Duplicate hybridizations in both positive and negative dye-swap polarities were done with gDNA from a female colon carcinoma cell line, using pooled normal female gDNA as a reference sample. Each protocol was evaluated for its ability to successfully detect known chromosomal variations in the colon carcinoma HT29 cell line. The HT29 line is well-characterized with documented, well-known chromosomal aberrations.
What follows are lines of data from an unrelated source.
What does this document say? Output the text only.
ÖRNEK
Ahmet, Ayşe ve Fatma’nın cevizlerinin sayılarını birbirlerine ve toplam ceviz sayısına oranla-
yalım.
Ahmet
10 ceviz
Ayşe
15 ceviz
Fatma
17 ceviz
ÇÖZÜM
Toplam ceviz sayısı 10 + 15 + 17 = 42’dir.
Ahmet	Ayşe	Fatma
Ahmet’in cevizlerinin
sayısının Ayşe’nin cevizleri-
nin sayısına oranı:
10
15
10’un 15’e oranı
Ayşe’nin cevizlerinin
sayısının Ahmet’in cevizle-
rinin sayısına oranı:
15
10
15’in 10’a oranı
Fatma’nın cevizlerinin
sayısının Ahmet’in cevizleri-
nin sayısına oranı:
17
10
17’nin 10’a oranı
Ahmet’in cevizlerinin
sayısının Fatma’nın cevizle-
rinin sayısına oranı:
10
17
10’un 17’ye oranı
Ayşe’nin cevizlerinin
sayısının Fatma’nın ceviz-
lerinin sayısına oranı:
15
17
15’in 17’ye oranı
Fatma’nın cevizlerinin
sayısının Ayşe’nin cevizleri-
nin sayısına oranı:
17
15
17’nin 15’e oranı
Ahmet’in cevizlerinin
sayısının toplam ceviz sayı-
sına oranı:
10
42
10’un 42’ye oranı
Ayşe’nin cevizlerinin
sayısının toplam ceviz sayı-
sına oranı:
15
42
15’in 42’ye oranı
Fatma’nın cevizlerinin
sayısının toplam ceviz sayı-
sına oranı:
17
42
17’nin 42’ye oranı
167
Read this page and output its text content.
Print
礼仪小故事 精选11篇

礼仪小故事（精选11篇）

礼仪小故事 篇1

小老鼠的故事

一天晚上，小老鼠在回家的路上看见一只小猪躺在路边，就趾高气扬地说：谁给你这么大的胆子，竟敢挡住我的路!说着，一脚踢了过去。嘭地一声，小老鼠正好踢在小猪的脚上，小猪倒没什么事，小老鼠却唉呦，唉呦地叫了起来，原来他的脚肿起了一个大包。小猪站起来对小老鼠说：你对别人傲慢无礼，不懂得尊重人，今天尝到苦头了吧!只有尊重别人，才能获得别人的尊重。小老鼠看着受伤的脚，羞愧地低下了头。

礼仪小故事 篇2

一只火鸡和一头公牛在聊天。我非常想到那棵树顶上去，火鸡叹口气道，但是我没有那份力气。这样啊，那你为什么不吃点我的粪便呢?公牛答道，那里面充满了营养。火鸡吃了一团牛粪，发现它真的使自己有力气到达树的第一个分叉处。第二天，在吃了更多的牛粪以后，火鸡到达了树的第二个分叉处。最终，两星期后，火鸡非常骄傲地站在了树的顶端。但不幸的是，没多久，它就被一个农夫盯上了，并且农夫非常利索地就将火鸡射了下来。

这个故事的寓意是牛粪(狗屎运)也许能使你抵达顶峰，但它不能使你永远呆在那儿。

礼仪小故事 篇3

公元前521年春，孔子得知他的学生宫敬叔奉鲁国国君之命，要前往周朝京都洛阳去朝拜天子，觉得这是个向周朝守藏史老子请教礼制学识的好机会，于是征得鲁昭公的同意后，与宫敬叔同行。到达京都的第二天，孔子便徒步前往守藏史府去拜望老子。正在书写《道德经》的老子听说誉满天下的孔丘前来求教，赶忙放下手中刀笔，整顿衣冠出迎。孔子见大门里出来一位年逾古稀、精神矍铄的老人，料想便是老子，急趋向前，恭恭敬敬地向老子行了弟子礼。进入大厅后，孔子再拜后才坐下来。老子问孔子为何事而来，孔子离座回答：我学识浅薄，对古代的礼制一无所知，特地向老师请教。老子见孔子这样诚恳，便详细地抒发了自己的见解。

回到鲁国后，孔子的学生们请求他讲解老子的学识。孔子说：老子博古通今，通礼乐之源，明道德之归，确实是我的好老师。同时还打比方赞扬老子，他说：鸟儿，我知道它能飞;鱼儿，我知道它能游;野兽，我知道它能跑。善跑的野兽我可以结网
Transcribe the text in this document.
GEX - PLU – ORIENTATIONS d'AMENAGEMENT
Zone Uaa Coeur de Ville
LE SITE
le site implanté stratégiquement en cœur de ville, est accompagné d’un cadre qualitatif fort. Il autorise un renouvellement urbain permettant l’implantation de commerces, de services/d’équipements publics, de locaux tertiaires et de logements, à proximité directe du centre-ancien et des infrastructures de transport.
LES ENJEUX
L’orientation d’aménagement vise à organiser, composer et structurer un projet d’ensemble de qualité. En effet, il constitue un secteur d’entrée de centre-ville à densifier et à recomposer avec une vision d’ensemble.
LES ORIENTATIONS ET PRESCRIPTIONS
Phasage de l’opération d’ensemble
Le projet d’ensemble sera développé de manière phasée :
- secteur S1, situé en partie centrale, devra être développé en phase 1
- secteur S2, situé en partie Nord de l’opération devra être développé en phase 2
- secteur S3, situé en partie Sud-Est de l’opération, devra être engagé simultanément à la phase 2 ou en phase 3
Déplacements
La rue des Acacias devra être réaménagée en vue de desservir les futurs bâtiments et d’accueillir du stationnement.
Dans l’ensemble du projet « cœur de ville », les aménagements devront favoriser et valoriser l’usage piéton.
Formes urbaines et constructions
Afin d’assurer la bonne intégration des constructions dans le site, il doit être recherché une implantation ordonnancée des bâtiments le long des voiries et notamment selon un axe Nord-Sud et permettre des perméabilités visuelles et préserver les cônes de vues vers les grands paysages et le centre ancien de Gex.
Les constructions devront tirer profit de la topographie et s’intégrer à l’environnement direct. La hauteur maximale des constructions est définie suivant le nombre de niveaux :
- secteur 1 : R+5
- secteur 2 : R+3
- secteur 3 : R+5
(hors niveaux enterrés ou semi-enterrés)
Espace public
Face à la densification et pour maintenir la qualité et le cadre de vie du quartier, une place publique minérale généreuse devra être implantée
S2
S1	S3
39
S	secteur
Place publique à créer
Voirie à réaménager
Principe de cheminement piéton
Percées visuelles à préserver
HT29 gDNA was isolated from cultured cells with the DNeasy Tissue Kit (Qiagen(www.qiagen.com)) using the supplier’s provided protocol. DNA quantity and quality were assessed by UV/Vis spectroscopy with the ND-1000 Spectrophotometer (NanoDrop Technologies(www.nanodrop.com)) and the PicoGreen® dsDNA fluorometric assay (Invitrogen(www.invitrogen.com)), in addition to gel analysis on 0.8% agarose E-gels® (Invitrogen). Low-input (requiring 500-ng gDNA) and high-input (requiring 3-µg gDNA) protocols were performed simultaneously. The low- and high-input protocols are profiled in the Agilent “Oligonucleotide Array-based CGH for Genome DNA Analysis” guides.
Appropriate cyanine 5- and 3-labeled DNA sample pairs were combined and then mixed with 50 µL of 1 mg/mL human Cot-1 DNA (Invitrogen), 52 µL of Agilent 10X Blocking Agent, and 260 µL of Agilent 2X Hybridization Buffer in a total volume of 520 µL. Prior to hybridization, the samples were heated at 95°C for 3 minutes and then incubated for 30 minutes at 37°C. 490 µL of the labeled target solution was then hybridized to Agilent’s 244K Human Genome CGH microarrays in SureHyb hybridization chambers rotated at 20 rpm for 40 hours in a 65°C oven. After hybridization, the microarrays were washed and dried. Microarray slides were immediately scanned on the Agilent Microarray Scanner.
Data for individual features on the microarray were extracted from the scan image using Agilent Feature Extraction 9.1 Software. Output files were imported into Agilent’s CGH data-analysis software, CGH Analytics 3.4. To interpret microarray performance, CGH Analytics generates a set of quality metrics including: signal intensity, background noise, signal-to-noise ratio, reproducibility of replicate probes, and probe-to-probe log ratio noise (DLRSpread).
To assess overall CGH platform performance with reduced sample input quantities, the data from duplicate hybridizations in positive and negative polarities (dye-swaps) using female colon carcinoma gDNA pooled with normal female gDNA were analyzed with the Agilent CGH Analytics 3.4. Copy number changes representing a Chromosome 8p deletion and an 8q amplification were detected by both low and high input protocols (Figure 2).
Furthermore, a single copy amplification of Chromosome 18p as well as an 18q deletion was detected by both protocol methods. Lastly, both protocols detected a previously identified homozygous deletion at the Chromosome 16 ataxin-2 binding protein 1 (A2BP1) locus (RefSeq spanning 6.0–7.7 MB) implicated in familial neurodegenerative disease (Figure 3).
The identification and analysis of genomic variations and rearrangements is vital for the advancement of cancer and genetic disease research, as well as the diagnosis of such diseases. Our results demonstrate the effectiveness of combining aCGH-targeted probe design with protocol optimization to deliver a microarray-based CGH platform capable of precise, high-sensitivity molecular assessment across the entire human genome, even when target materials are limited.
This improved workflow can augment traditional cytogenetic and microscopy techniques, giving researchers a powerful tool for genome-wide scanning and pinpointing chromosome changes.